The key for each record in the file generally comprises one or more pieces of information found within the record. An example of a complex key is a customer’s last name and house number, plus the consonants in the street name, plus the zip code, plus a unique digit in case there are duplicates. Regardless of the information contained in the key, the program treats it as a character string.

On some systems, more than one key is associated with each record. That is, the records in a file can be identified according to different types of information. Although the primary key for a file normally must be unique, sometimes the secondary keys need not be. For example, the records in an employee file might be identified by social security number and job classification.

Options

Data Source. You can specify the name of the keyed file on the FILE subcommand. By default, the last file that was specified on an input command, such as DATA LIST or REPEATING DATA, is read.

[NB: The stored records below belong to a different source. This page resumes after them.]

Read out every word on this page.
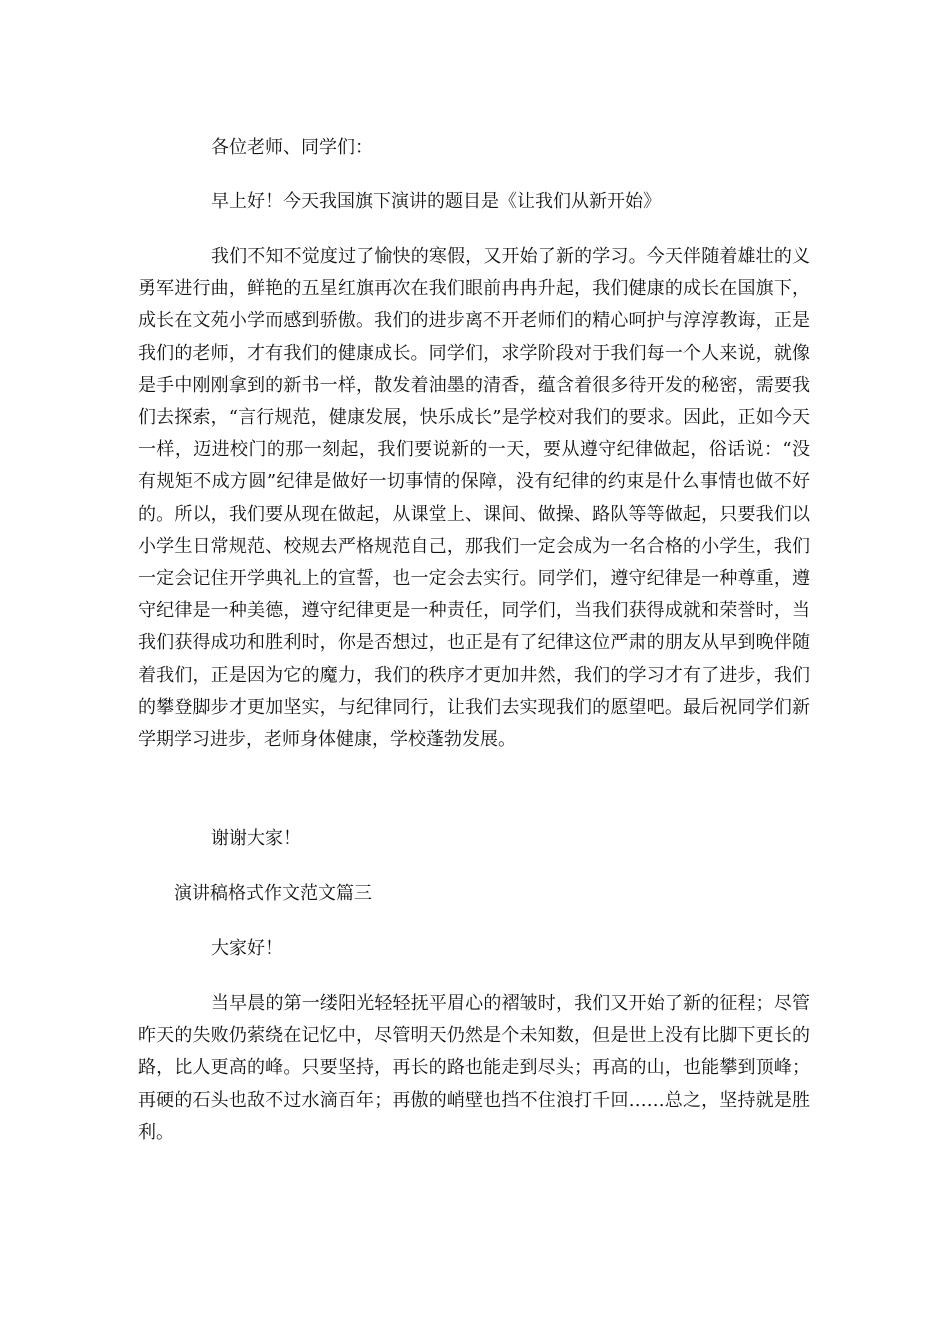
各位老师、同学们：
早上好！今天我国旗下演讲的题目是《让我们从新开始》

我们不知不觉度过了愉快的寒假，又开始了新的学习。今天伴随着雄壮的义勇军进行曲，鲜艳的五星红旗再次在我们眼前冉冉升起，我们健康的成长在国旗下，成长在文苑小学而感到骄傲。我们的进步离不开老师们的精心呵护与淳淳教诲，正是我们的老师，才有我们的健康成长。同学们，求学阶段对于我们每一个人来说，就像是手中刚刚拿到的新书一样，散发着油墨的清香，蕴含着很多待开发的秘密，需要我们去探索，“言行规范，健康发展，快乐成长”是学校对我们的要求。因此，正如今天一样，迈进校门的那一刻起，我们要说新的一天，要从遵守纪律做起，俗话说：“没有规矩不成方圆”纪律是做好一切事情的保障，没有纪律的约束是什么事情也做不好的。所以，我们要从现在做起，从课堂上、课间、做操、路队等等做起，只要我们以小学生日常规范、校规去严格规范自己，那我们一定会成为一名合格的小学生，我们一定会记住开学典礼上的宣誓，也一定会去实行。同学们，遵守纪律是一种尊重，遵守纪律是一种美德，遵守纪律更是一种责任，同学们，当我们获得成就和荣誉时，当我们获得成功和胜利时，你是否想过，也正是有了纪律这位严肃的朋友从早到晚伴随着我们，正是因为它的魔力，我们的秩序才更加井然，我们的学习才有了进步，我们的攀登脚步才更加坚实，与纪律同行，让我们去实现我们的愿望吧。最后祝同学们新学期学习进步，老师身体健康，学校蓬勃发展。

谢谢大家！
演讲稿格式作文范文篇三
大家好！

当早晨的第一缕阳光轻轻抚平眉心的褶皱时，我们又开始了新的征程；尽管昨天的失败仍萦绕在记忆中，尽管明天仍然是个未知数，但是世上没有比脚下更长的路，比人更高的峰。只要坚持，再长的路也能走到尽头；再高的山，也能攀到顶峰；再硬的石头也敌不过水滴百年；再傲的峭壁也挡不住浪打千回……总之，坚持就是胜利。
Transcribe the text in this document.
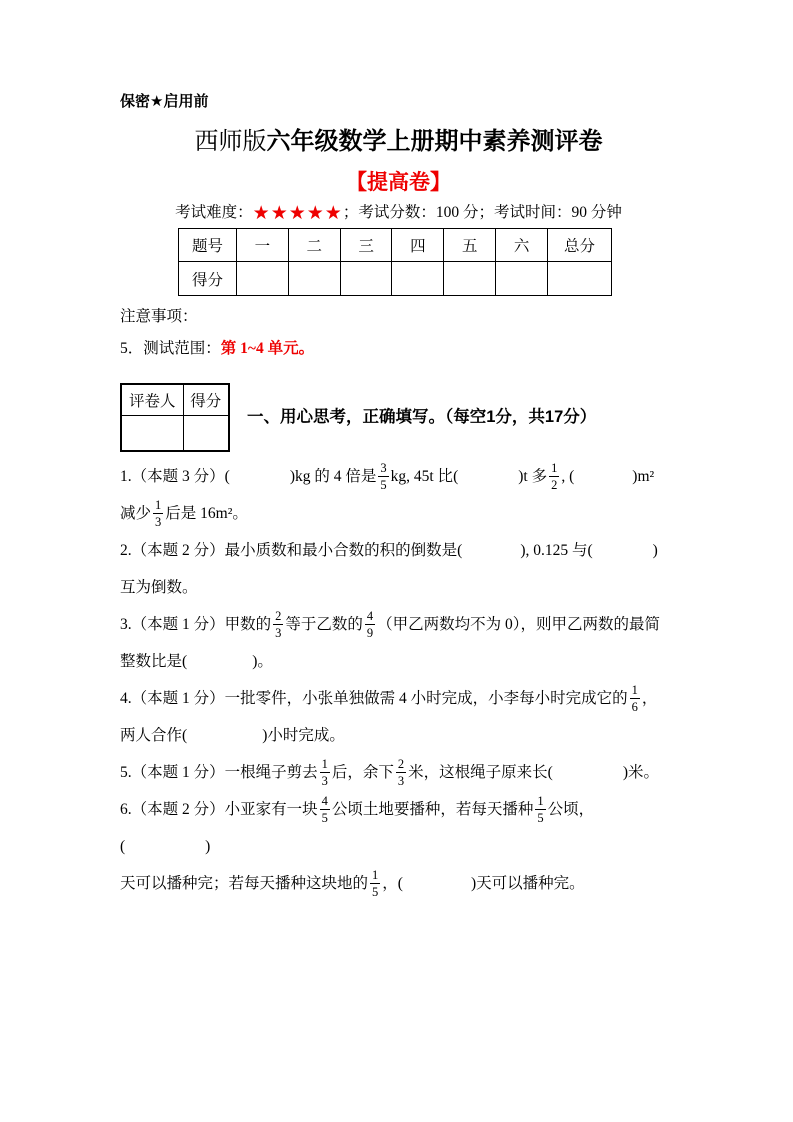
保密★启用前
西师版六年级数学上册期中素养测评卷
【提高卷】
考试难度：★★★★★；考试分数：100 分；考试时间：90 分钟
题号	一	二	三	四	五	六	总分
得分							

注意事项：

5．测试范围：第 1~4 单元。

评卷人	得分

一、用心思考，正确填写。（每空1分，共17分）

1.（本题 3 分）(	)kg 的 4 倍是 $\frac{3}{5}$ kg, 45t 比(	)t 多 $\frac{1}{2}$ , (	)m²
减少 $\frac{1}{3}$ 后是 16m²。

2.（本题 2 分）最小质数和最小合数的积的倒数是(	), 0.125 与(	)
互为倒数。

3.（本题 1 分）甲数的 $\frac{2}{3}$ 等于乙数的 $\frac{4}{9}$ （甲乙两数均不为 0），则甲乙两数的最简
整数比是(	)。

4.（本题 1 分）一批零件，小张单独做需 4 小时完成，小李每小时完成它的 $\frac{1}{6}$ ，
两人合作(	)小时完成。

5.（本题 1 分）一根绳子剪去 $\frac{1}{3}$ 后，余下 $\frac{2}{3}$ 米，这根绳子原来长(	)米。

6.（本题 2 分）小亚家有一块 $\frac{4}{5}$ 公顷土地要播种，若每天播种 $\frac{1}{5}$ 公顷，(	)
天可以播种完；若每天播种这块地的 $\frac{1}{5}$ ，(	)天可以播种完。
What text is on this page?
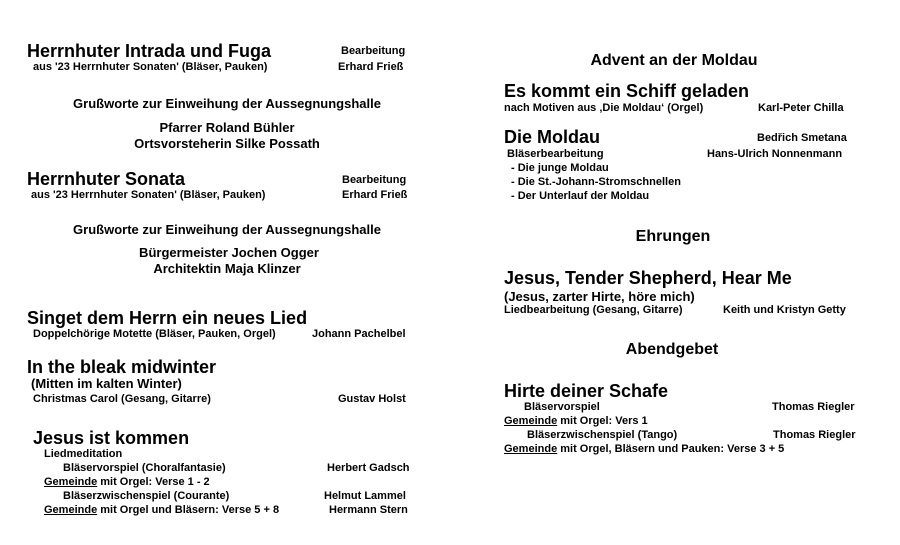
Herrnhuter Intrada und Fuga	Bearbeitung
aus '23 Herrnhuter Sonaten' (Bläser, Pauken)	Erhard Frieß
Grußworte zur Einweihung der Aussegnungshalle
Pfarrer Roland Bühler
Ortsvorsteherin Silke Possath
Herrnhuter Sonata	Bearbeitung
aus '23 Herrnhuter Sonaten' (Bläser, Pauken)	Erhard Frieß
Grußworte zur Einweihung der Aussegnungshalle
Bürgermeister Jochen Ogger
Architektin Maja Klinzer
Singet dem Herrn ein neues Lied
Doppelchörige Motette (Bläser, Pauken, Orgel)	Johann Pachelbel
In the bleak midwinter
(Mitten im kalten Winter)
Christmas Carol (Gesang, Gitarre)	Gustav Holst
Jesus ist kommen
Liedmeditation
Bläservorspiel (Choralfantasie)	Herbert Gadsch
Gemeinde mit Orgel: Verse 1 - 2
Bläserzwischenspiel (Courante)	Helmut Lammel
Gemeinde mit Orgel und Bläsern: Verse 5 + 8	Hermann Stern
Advent an der Moldau
Es kommt ein Schiff geladen
nach Motiven aus ‚Die Moldau‘ (Orgel)	Karl-Peter Chilla
Die Moldau	Bedřich Smetana
Bläserbearbeitung	Hans-Ulrich Nonnenmann
- Die junge Moldau
- Die St.-Johann-Stromschnellen
- Der Unterlauf der Moldau
Ehrungen
Jesus, Tender Shepherd, Hear Me
(Jesus, zarter Hirte, höre mich)
Liedbearbeitung (Gesang, Gitarre)	Keith und Kristyn Getty
Abendgebet
Hirte deiner Schafe
Bläservorspiel	Thomas Riegler
Gemeinde mit Orgel: Vers 1
Bläserzwischenspiel (Tango)	Thomas Riegler
Gemeinde mit Orgel, Bläsern und Pauken: Verse 3 + 5
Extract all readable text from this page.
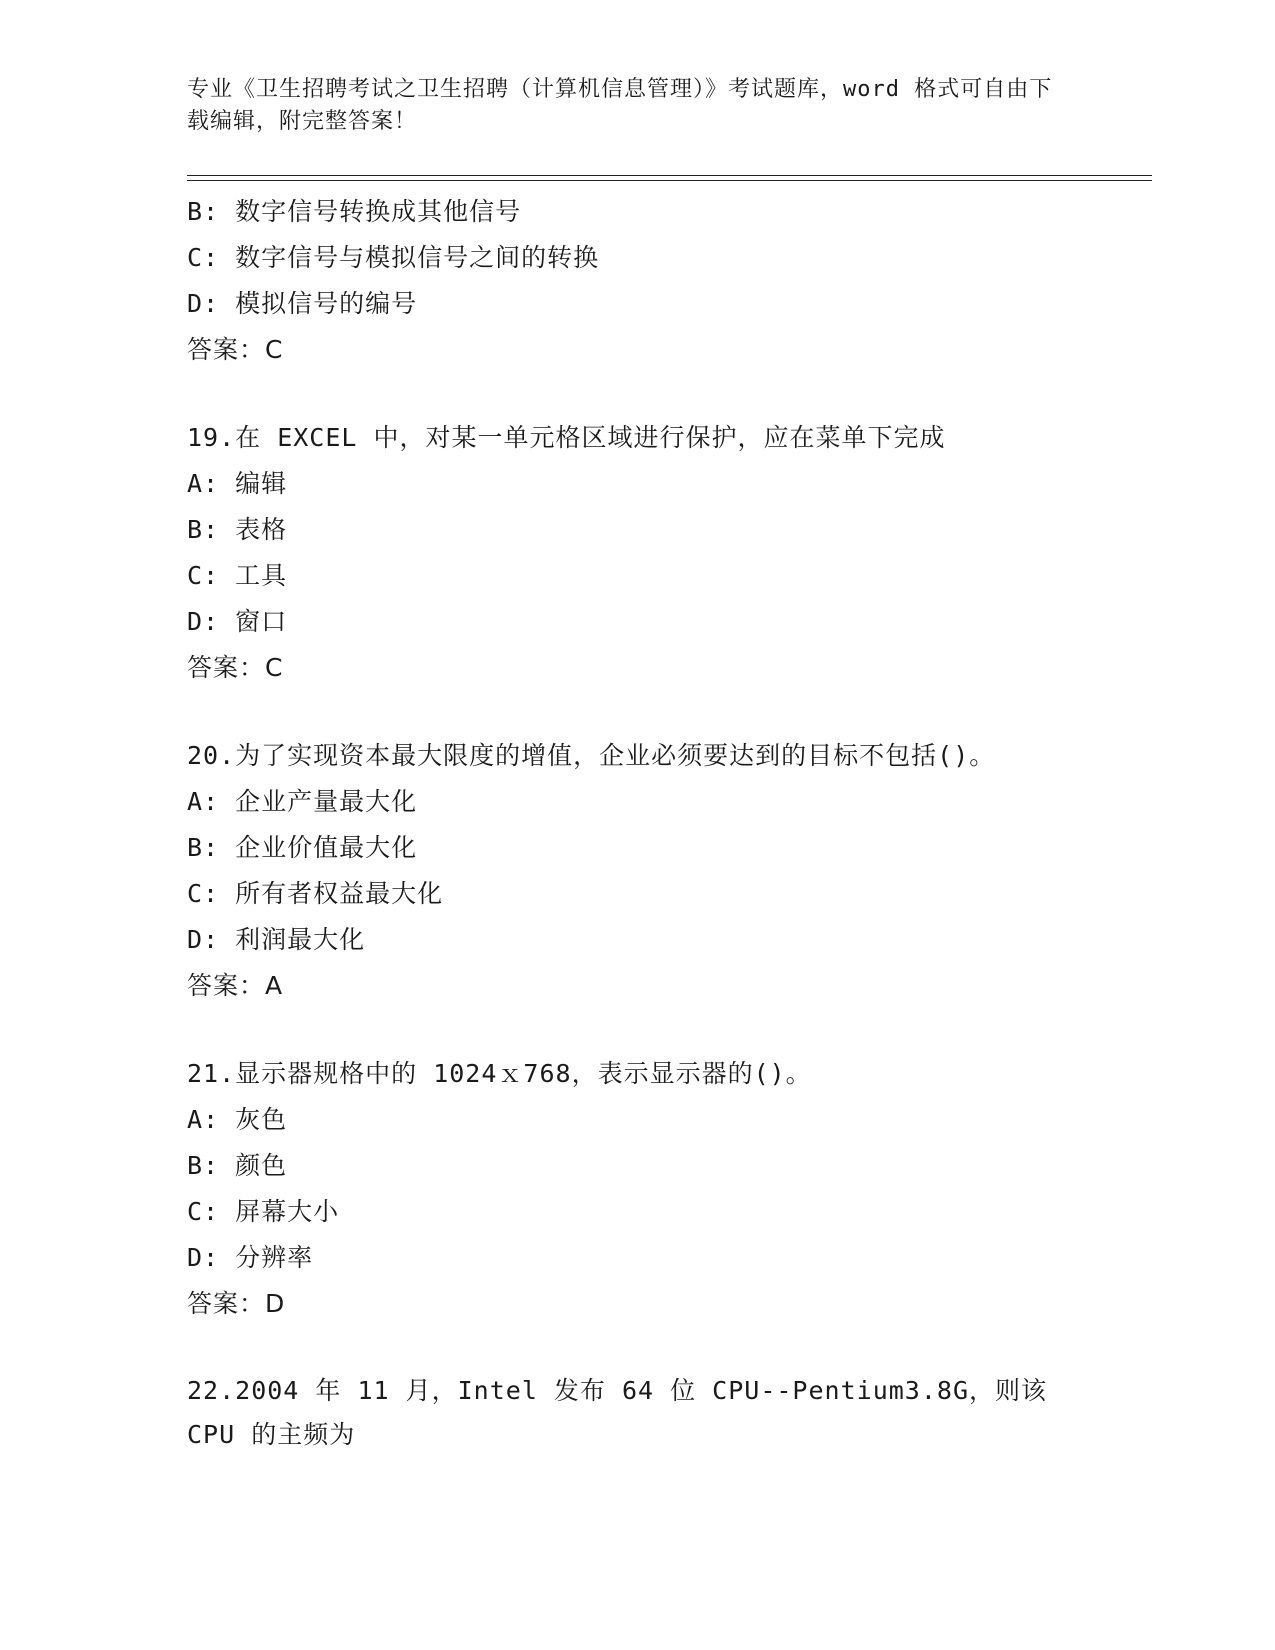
专业《卫生招聘考试之卫生招聘（计算机信息管理）》考试题库，word 格式可自由下载编辑，附完整答案！
B: 数字信号转换成其他信号
C: 数字信号与模拟信号之间的转换
D: 模拟信号的编号
答案：C
19.在 EXCEL 中，对某一单元格区域进行保护，应在菜单下完成
A: 编辑
B: 表格
C: 工具
D: 窗口
答案：C
20.为了实现资本最大限度的增值，企业必须要达到的目标不包括()。
A: 企业产量最大化
B: 企业价值最大化
C: 所有者权益最大化
D: 利润最大化
答案：A
21.显示器规格中的 1024ｘ768，表示显示器的()。
A: 灰色
B: 颜色
C: 屏幕大小
D: 分辨率
答案：D
22.2004 年 11 月，Intel 发布 64 位 CPU--Pentium3.8G，则该 CPU 的主频为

Summary Table. You can display a table that summarizes the variable definitions.

Basic Specification

  • The basic specification requires FILE, KEY, and IN, each of which specifies one variable, followed by a slash and variable definitions.
  • FILE specifies the direct-access or keyed file. The file must have a file handle already defined.
  • KEY specifies the variable whose value will be used to read a record. For direct-access files, the variable must be numeric; for keyed files, it must be string.
  • IN creates a logical variable that flags whether a record was successfully read.
  • Variable definitions follow all subcommands; the slash preceding them is required. Variable definitions are similar to those specified on DATA LIST.

Subcommand Order

  • Subcommands can be named in any order.
  • Variable definitions must follow all specified subcommands.

Syntax Rules

  • Specifications for the variable definitions are the same as those described for DATA LIST. The only difference is that only one record can be defined per case.
  • The FILE HANDLE command must be used if the FILE subcommand is specified on KEYED DATA LIST.
  • KEYED DATA LIST can be specified in an input program, or it can be used as a transformation language to change an existing active dataset. This differs from all other input commands, such as GET and DATA LIST, which create new active datasets.

Operations

  • Variable names are stored in the active dataset dictionary.
  • Formats are stored in the active dataset dictionary and are used to display and write the values. To change output formats of numeric variables, use the FORMATS command.